Hinweis: Nachfolgender Text ist ein komprimierter Auszug. Das komplette Faktenblatt finden Sie unter "Downloads".
Risikofaktor: Stress

Stress wird gesundheitlich gefährlich, wenn er das Bewältigungsvermögen einer Person dauerhaft überfordert, also das Gleichgewicht zwischen Beanspruchung und Bewältigung stört. Das Ungleichgewicht ist meistens eine Überforderung, manchmal aber auch eine Unterforderung, wenn etwa Monotonie und Langeweile den Alltag bestimmen. Auf der Zeitachse sind akuter und chronischer Stress zu unterscheiden. Als stressauslösende Situationen sind kritische Lebensereignisse von Alltagsstress zu unterscheiden.

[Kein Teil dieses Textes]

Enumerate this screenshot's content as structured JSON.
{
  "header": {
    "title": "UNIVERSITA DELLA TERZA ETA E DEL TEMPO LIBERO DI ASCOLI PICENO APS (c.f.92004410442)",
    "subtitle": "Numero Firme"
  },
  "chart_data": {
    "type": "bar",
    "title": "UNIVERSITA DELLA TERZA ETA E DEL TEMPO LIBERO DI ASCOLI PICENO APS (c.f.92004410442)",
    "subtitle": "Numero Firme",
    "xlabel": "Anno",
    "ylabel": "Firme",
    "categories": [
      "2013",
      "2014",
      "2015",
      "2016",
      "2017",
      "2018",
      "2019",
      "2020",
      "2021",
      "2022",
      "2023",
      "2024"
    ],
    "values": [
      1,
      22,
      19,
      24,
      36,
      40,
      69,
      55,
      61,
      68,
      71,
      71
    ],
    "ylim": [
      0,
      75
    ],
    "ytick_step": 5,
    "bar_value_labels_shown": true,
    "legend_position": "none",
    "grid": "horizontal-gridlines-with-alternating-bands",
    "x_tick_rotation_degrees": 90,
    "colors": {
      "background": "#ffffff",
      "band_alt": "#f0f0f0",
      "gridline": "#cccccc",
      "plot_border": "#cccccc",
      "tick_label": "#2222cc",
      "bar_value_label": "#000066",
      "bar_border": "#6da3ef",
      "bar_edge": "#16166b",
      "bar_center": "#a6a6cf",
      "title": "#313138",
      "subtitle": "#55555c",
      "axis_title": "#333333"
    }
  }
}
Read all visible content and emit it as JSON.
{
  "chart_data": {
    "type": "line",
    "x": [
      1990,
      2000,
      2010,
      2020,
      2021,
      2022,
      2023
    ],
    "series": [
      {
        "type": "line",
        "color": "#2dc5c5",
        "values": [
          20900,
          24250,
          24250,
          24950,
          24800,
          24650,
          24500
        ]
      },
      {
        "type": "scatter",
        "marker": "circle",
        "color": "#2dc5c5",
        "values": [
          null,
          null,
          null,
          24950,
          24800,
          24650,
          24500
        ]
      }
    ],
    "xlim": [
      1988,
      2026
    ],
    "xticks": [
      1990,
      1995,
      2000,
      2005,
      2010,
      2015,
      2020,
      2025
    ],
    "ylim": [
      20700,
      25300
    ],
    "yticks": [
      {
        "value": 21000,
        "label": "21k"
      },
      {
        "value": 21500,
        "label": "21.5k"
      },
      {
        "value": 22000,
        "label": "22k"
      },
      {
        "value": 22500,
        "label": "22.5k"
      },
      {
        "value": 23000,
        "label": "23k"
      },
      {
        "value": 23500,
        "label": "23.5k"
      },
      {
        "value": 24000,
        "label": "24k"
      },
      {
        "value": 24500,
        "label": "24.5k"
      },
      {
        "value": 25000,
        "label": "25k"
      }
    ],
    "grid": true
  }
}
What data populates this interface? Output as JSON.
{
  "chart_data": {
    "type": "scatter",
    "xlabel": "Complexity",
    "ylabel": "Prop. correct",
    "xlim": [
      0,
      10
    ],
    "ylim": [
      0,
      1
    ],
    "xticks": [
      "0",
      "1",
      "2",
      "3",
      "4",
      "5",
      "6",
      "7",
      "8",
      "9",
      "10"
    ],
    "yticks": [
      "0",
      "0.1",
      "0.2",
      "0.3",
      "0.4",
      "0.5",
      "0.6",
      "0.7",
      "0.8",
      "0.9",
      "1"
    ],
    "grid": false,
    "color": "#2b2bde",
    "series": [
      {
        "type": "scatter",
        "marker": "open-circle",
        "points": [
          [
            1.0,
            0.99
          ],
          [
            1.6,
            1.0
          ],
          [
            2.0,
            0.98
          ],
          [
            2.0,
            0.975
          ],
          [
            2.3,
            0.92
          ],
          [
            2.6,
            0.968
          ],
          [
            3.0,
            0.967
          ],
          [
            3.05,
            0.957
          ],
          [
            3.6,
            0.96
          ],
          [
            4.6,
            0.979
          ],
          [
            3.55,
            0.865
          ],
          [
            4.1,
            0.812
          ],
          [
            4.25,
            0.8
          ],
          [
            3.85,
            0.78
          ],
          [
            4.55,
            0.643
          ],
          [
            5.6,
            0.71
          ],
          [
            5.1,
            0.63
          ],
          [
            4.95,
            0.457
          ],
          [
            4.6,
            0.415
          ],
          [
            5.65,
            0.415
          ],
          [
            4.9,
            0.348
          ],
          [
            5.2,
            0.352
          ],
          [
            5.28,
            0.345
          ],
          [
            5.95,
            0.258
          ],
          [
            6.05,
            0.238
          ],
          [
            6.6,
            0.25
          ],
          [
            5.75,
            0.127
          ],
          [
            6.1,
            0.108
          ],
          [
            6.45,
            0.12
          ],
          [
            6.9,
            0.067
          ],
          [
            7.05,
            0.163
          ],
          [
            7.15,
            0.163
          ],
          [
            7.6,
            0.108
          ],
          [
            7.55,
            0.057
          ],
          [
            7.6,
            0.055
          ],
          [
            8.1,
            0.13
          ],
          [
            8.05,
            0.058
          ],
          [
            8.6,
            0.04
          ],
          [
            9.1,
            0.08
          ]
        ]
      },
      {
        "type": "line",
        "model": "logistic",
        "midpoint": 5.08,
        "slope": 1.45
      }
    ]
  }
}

Letzterer scheint in seiner gesundheitsbeeinträchtigenden Wirkung gravierender zu sein. In der neueren Forschung findet sich keine konsistente Beziehung zwischen Fitness und der physiologischen Stressreaktivität. In der Regulation der Reaktion, also in der Rückkehr zum "Nomalzustand", finden sich dagegen konsistent positive Wirkungen.

Fazit
Das Überwiegende, was zur stressreduzierenden Wirkung von sportlich-körperlicher Aktivität behauptet wird, hat den Status einer Hypothese. Indizien sprechen dafür, dass sich Effekte erst ergeben, wenn eine Person gut trainiert ist, also über längere Zeit systematisch ihren Leistungszustand verbessert hat und hoch intensiv aktiv sein kann.

Empfehlung
Aufgrund des hypothetischen Status der meisten Aussagen sind evidenzbasierte Dosis-Empfehlungen derzeit nicht angemessen zu treffen. Wenn körperliche und sportliche Aktivitäten mit dem Ziel der Stressregulation eingesetzt werden sollen, dann erscheint es plausibel, solche Aktivitäten zu wählen, die nicht selbst zum Stressor werden (etwa Risikosportarten).